Поведение человека на лице этой Земли абсурдно и преступно. С одной стороны, большинство лениво паразитирует на ее живом лоне, изменив своему призванию разумных существ. «Как надо называть некоторых людей, если не проходами для пищи и умножителями навоза – и наполнителями отхожих мест, поскольку через них – другое не появляется в мире, никакая добродетель не осуществляется в действии, alcuna virtú in opera si mette» (Codex Forster III 74 v). На другом полюсе этой лени люди, наоборот, развивают лихорадочную деятельность, тоже совсем чуждую всякой добродетели и даже элементарной разумности. «О жестокости человека. – На Земле появятся животные, которые всегда будут биться между собой, к великому ущербу и часто к смерти каждой стороны… На земле, под землей и под водой не останется ни одной вещи, которую бы они не отыскали, не изъяли и не испортили… О мир, почему ты не расступишься? и не поглотишь в глубокие расщелины своих недр и пещер столь жестокое и безжалостное чудовище, чтобы не показывать его больше небу?» (Codex Atlanticus 370).
Леонардо, как Данте, считал преступлением упование на загробную жизнь при негодности земной и ненавидел христианское самодовольство как причину легкомысленной или эгоистической практики. «Он сознательно поставил себя несколько в стороне от человечества, которое в грубом своем состоянии внушало ему ужас» (Шастель). Прозябанию, в которое соскальзывает масса, и жестокой немудрой активности зла Леонардо не морализируя противопоставил потенциально безграничную мощь, какую дает вчувствование в природу и продолжение человеком ее работы. Леонардовская добродетель познания и изобретения была призвана упредить силы косности с одной стороны и разрушения с другой. Философское знание в союзе с природой должно было спутать карты Фортуны, выступая между косной массой и злой властью примерно такой же третьей силой, как политическое искусство Макиавелли.
Подобно Макиавелли принимая за факт ухудшение политического климата, видя падение свободы, Леонардо противопоставил Фортуне в ее новом облике слепого насилия или косности технику, которая у него вовсе не безотносительна к этике. Вот пример: «Многие могут с соответствующим инструментом находиться некоторое время под водой… я не пишу о моем способе находиться под водой столько времени, сколько я могу оставаться без еды; я не обнародую и не распространяю этот способ из-за злой натуры людей, которые прибегнут к человекоубийству из глубины моря, проламывая суда снизу и топя их вместе со всеми людьми. И тем не менее я показываю другие способы, которые не опасны, потому что во всех них над водой виден укрепленный на надутом мехе или на пробке конец тростника, через который дышат» (Leicester 22 v = Hammer 15 а left).
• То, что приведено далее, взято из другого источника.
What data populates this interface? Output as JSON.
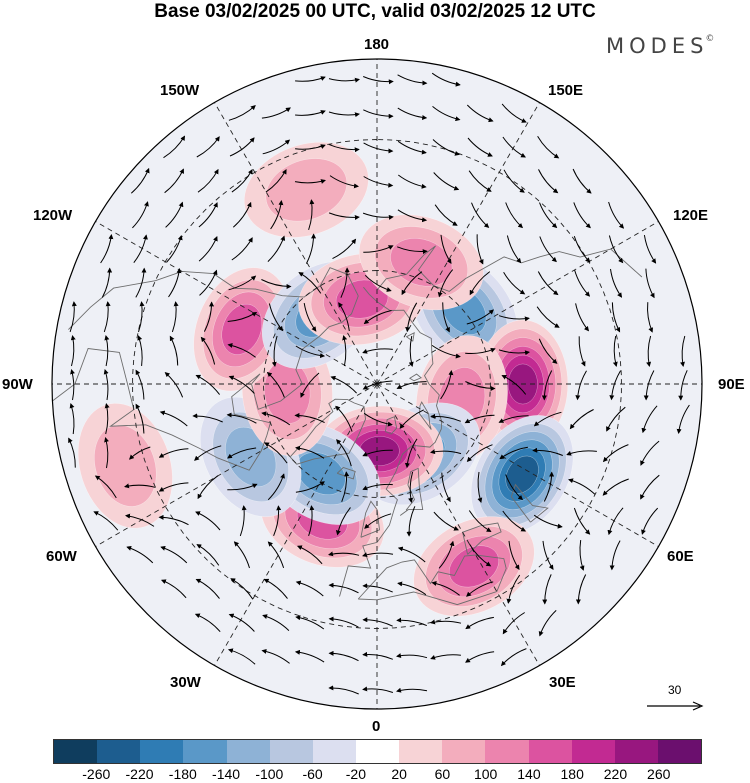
{
  "title": "Base 03/02/2025 00 UTC, valid 03/02/2025 12 UTC",
  "brand": "MODES",
  "brand_mark": "©",
  "longitude_labels": {
    "n180": "180",
    "w150": "150W",
    "e150": "150E",
    "w120": "120W",
    "e120": "120E",
    "w90": "90W",
    "e90": "90E",
    "w60": "60W",
    "e60": "60E",
    "w30": "30W",
    "e30": "30E",
    "s0": "0"
  },
  "reference_vector": {
    "label": "30"
  },
  "colorbar": {
    "ticks": [
      "-260",
      "-220",
      "-180",
      "-140",
      "-100",
      "-60",
      "-20",
      "20",
      "60",
      "100",
      "140",
      "180",
      "220",
      "260"
    ],
    "colors": [
      "#0f3d5e",
      "#1d5d8f",
      "#2f7cb4",
      "#5a98c8",
      "#8eb2d6",
      "#b8c7e0",
      "#dcdff0",
      "#ffffff",
      "#f7d3d6",
      "#f3adbd",
      "#ec84ae",
      "#dc53a0",
      "#c22a92",
      "#98177f",
      "#6b0f6e"
    ]
  },
  "anomaly_centers": [
    {
      "name": "low-east-siberia",
      "lon": 130,
      "lat": 60,
      "value": -150
    },
    {
      "name": "high-central-siberia",
      "lon": 90,
      "lat": 52,
      "value": 240
    },
    {
      "name": "high-west-siberia",
      "lon": 80,
      "lat": 67,
      "value": 120
    },
    {
      "name": "low-caspian",
      "lon": 58,
      "lat": 46,
      "value": -250
    },
    {
      "name": "high-north-africa",
      "lon": 28,
      "lat": 38,
      "value": 170
    },
    {
      "name": "low-scandinavia",
      "lon": 32,
      "lat": 68,
      "value": -170
    },
    {
      "name": "high-greenland-sea",
      "lon": 2,
      "lat": 72,
      "value": 230
    },
    {
      "name": "high-atlantic",
      "lon": -22,
      "lat": 52,
      "value": 140
    },
    {
      "name": "low-labrador",
      "lon": -32,
      "lat": 62,
      "value": -170
    },
    {
      "name": "low-newfoundland",
      "lon": -60,
      "lat": 52,
      "value": -130
    },
    {
      "name": "high-hudson",
      "lon": -85,
      "lat": 66,
      "value": 110
    },
    {
      "name": "high-west-canada",
      "lon": -112,
      "lat": 52,
      "value": 150
    },
    {
      "name": "low-alaska",
      "lon": -140,
      "lat": 66,
      "value": -140
    },
    {
      "name": "high-chukchi",
      "lon": -170,
      "lat": 67,
      "value": 150
    },
    {
      "name": "high-bering",
      "lon": 160,
      "lat": 56,
      "value": 130
    },
    {
      "name": "high-north-pacific",
      "lon": -160,
      "lat": 38,
      "value": 80
    },
    {
      "name": "high-mexico",
      "lon": -72,
      "lat": 26,
      "value": 60
    }
  ]
}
Художник-изобретатель чувствует себя арбитром мирских конфликтов, судьей, способным контролировать честность поведения сторон, лишить зло особо действенной техники и, возможно, вручить ее в критический момент добру.
По Мишле, народный Ренессанс свободных городов потерпел неудачу в XIV веке и после этого нашел себе обходный путь через искусства, в отношении которых тираны были менее подозрительны[259]259
J. Michelet. Renaissance et Réforme…, p. 58–60.
[Закрыть]. Научно-художественная и изобретательская работа развернулась как возмездие судьбе, Фортуне, грозившей снова утопить человеческое существование в циклах природного и животного бытия. Человек не хотел уступить маятнику Фортуны и с отчаянной решимостью хотел сохранить инициативу за своей свободной волей, бесповоротно внедряясь для закрепления своих позиций в материю мира и в ход мировых событий.
Макиавелли и Леонардо задумывают социальную и инженерную технику для любого общественного устроения и для всякого хозяйствования человека на земле. Как в поэзии, филологии и живописи, так в политической науке и изобретательстве Ренессанс выходит за рамки Италии и решает планетарные задачи. Крушение филологического гуманизма под напором Реформы и Контрреформы и постепенный политический и культурный упадок Италии не нарушили ренессансного процесса. Он был подхвачен на Севере Европы, тем более что музыка, пейзажная живопись и, главное, книгопечатание, обеспечившее непрерывность культурного накопления, с самого начала было северофранцузской, фламандской и южнонемецкой специальностями.
Северный Ренессанс
У ранних философских поэтов ученый труд, добродетель и ее тень, слава, взаимно предполагают одно другое. В письмах Петрарки 1360 и 1370 годов проскальзывает тревога о расколе между литературными занятиями, склонными превращаться в ремесло, и делом строительства жизни. Демонстративное, вынесенное на городские площади столкновение между играми культуры и настроениями религиозно-нравственной строгости внутри самого ренессансного движения произошло в трехлетнее правление Савонаролы во Флоренции. Внезапный прилив встревоженного религиозного благочестия в народе задолго предвосхитил тогда события лютеровской и кальвиновской Реформации и европейских религиозных войн. Савонарола увлек за собой не только массу, но и таких людей как Джованни Пико, Боттичелли.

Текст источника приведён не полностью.